Lagi, Pia menepis tangan Darrelia di pipinya. "Awas ih... ngga tau apa kalo orang lagi sebel itu kek gimana rasanya," ketusnya yang mengundang tawa dari Darrelia.

"Minggir woy minggir..!" Suara itu menginterupsi Darrelia dan Pia yang masih mengobrol, pandangan mereka beralih pada ketiga sosok gadis yang sedang berdiri dengan angkuhnya.

Pakaian mereka yang terlihat sangat urakan ditambah lagi riasan wajah mereka yang sangat terlihat tidak pantas sebagai seorang pelajar membuat kedua gadis yang tengah duduk hanya menatapnya jengah. Salah satu dari ketiga gadis itu berjalan mendekat ke meja Pia sambil mengunyah permen karetnya, ia melangkah dengan santai dengan tatapan datar mengarah pada Pia.

"Bisa minggir?" Ia mengucapkan itu seraya mendorong sedikit keras bahu Pia membuat gadis yang memiliki warna kulit putih susu itu melebarkan bola matanya sebal.

"Tempat duduk masih banyak kali," sungut Pia yang tak digubris oleh gadis itu.

"Darrel udah makan?" Tanya gadis berpenampilan urakan itu sembari bergelayut manja di lengan Darrelia.

Darrelia tak menjawab, ia justru bangkit berdiri dan menarik tangan kanan Pia untuk pergi menjauh dari tempat mereka saat ini.

"Ngga usah ganggu gue." Sinis Darrelia saat tangannya ditahan oleh si gadis berandal.

"Bisa lepas?" Kali ini suara Darrelia terdengar sangat dingin kala cekalan sang gadis tadi tak kunjung terlepas dari lengannya.

"Lepas atau gue terpaksa kasar sama lo." Ancam Darrelia dengan tatapan membunuh ke arah si gadis urakan itu. Dengan terpaksa si gadis melepas cekalan nya seiring dengan itu Darrelia dan Pia pun berlalu dari kantin. Kedua teman gadis itu lalu berlari menghampiri sahabatnya yang tengah emosi.

"Sabar Len," ujar salah satu temannya yang berambut hitam legam sebahu. Ia mengusap lembut bahu Alen mencoba menenangkan gadis yang saat ini terlihat sangat kesal itu.

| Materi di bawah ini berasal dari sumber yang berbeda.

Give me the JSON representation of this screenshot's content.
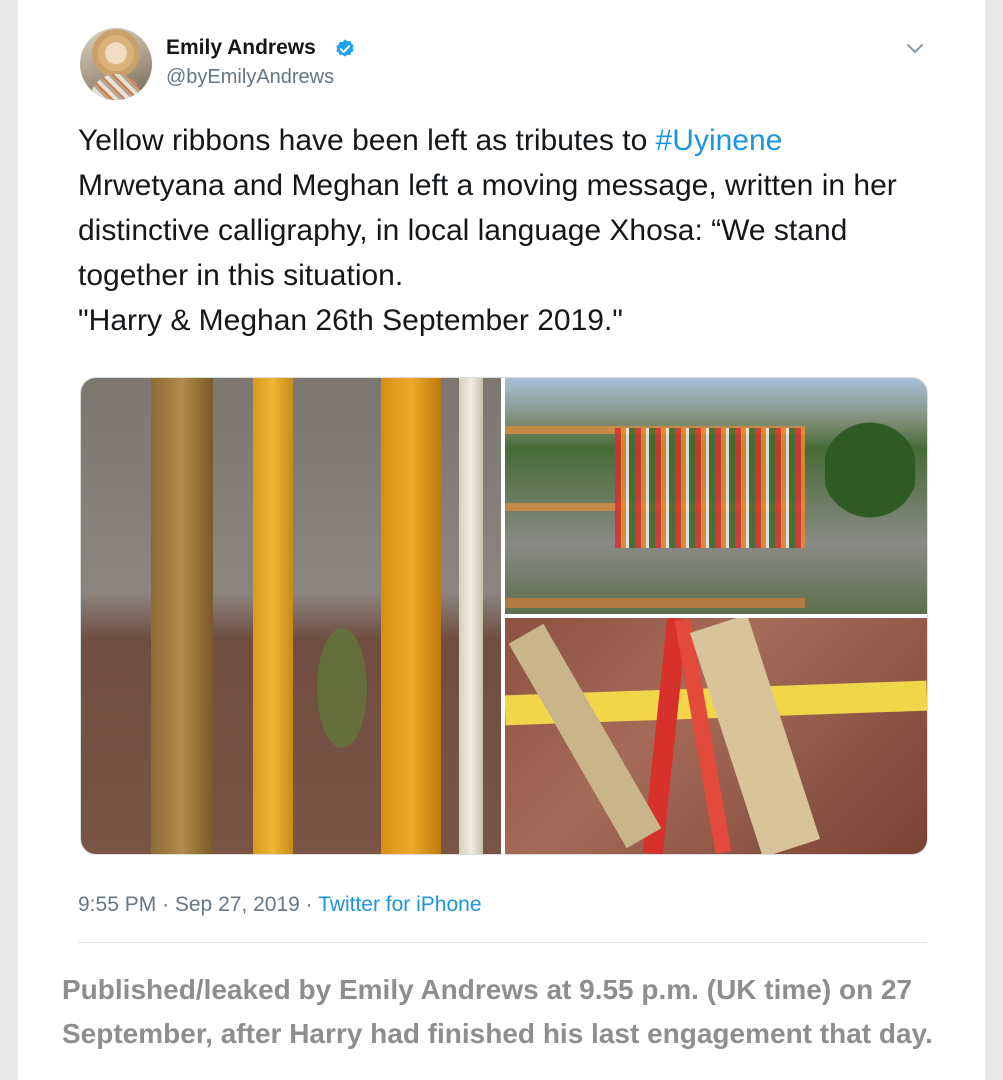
{
  "tweet": {
    "author_name": "Emily Andrews",
    "author_handle": "@byEmilyAndrews",
    "text_before_hashtag": "Yellow ribbons have been left as tributes to ",
    "hashtag": "#Uyinene",
    "text_after_hashtag": "\nMrwetyana and Meghan left a moving message, written in her distinctive calligraphy, in local language Xhosa: “We stand together in this situation.\n\"Harry & Meghan 26th September 2019.\"",
    "time": "9:55 PM · Sep 27, 2019 · ",
    "source": "Twitter for iPhone"
  },
  "colors": {
    "link": "#1b95e0",
    "verified_badge": "#1da1f2",
    "ribbon_yellow": "#e0a526",
    "ribbon_red": "#d8312b"
  },
  "icons": {
    "verified": "verified-badge-icon",
    "menu": "chevron-down-icon"
  },
  "caption": "Published/leaked by Emily Andrews at 9.55 p.m. (UK time) on 27 September, after Harry had finished his last engagement that day."
}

Alena Winata Si gadis urakan, anak dari pemilik sekolah tempat dimana Darrelia dan dirinya saat ini mengenyam pendidikan terlihat mengepalkan jemari tangannya kuat. Emosinya saat ini sudah mencapai ubun-ubun akibat penolakan yang dilakukan oleh Darrelia.

°
°
°

"Dia kenapa sih, Rel? Hobi banget gangguin kamu." Tanya Pia pada Darrelia saat mereka telah sampai di kelas.

Darrelia mengangkat bahunya acuh kemudian menjatuhkan tubuhnya ke kursi miliknya. Kedua tangannya ia taruh di atas meja untuk menopang dagunya sendiri. Ia nampak sedikit menautkan alisnya tanda berpikir.

"Mungkin dia suka kamu, Rel." Celetuk Pia asal.

"Eh... maksud kamu?" Darrelia nampak tersentak dengan ucapan Pia. Ia menoleh dan menatap sahabatnya yang saat ini juga tengah menatapnya.

"Mungkin dia suka sama kamu, Darrelia Agatha putri Bapak Julio Austin." Geram Pia.

Darrelia terkekeh melihat ekspresi Pia yang menurutnya sangat menggemaskan itu. Ditariknya kepala Pia menuju ke bahunya dengan lembut.

"Jangan ngaco," ujar Darrelia santai. Beruntung keadaan kelas saat ini sepi jadi tidak ada satu pun teman mereka yang menyaksikan adegan antara Pia dan Darrelia saat ini.

"Kamu tuh ya, dibilangin selalu ngga percaya. Liat aja ntar kalo ucapan aku jadi kenyataan kamu harus traktir aku makan ramen depan sekolahan sepuasnya, deal?" Tantang Pia seraya mengulurkan kelingking tangan kanannya.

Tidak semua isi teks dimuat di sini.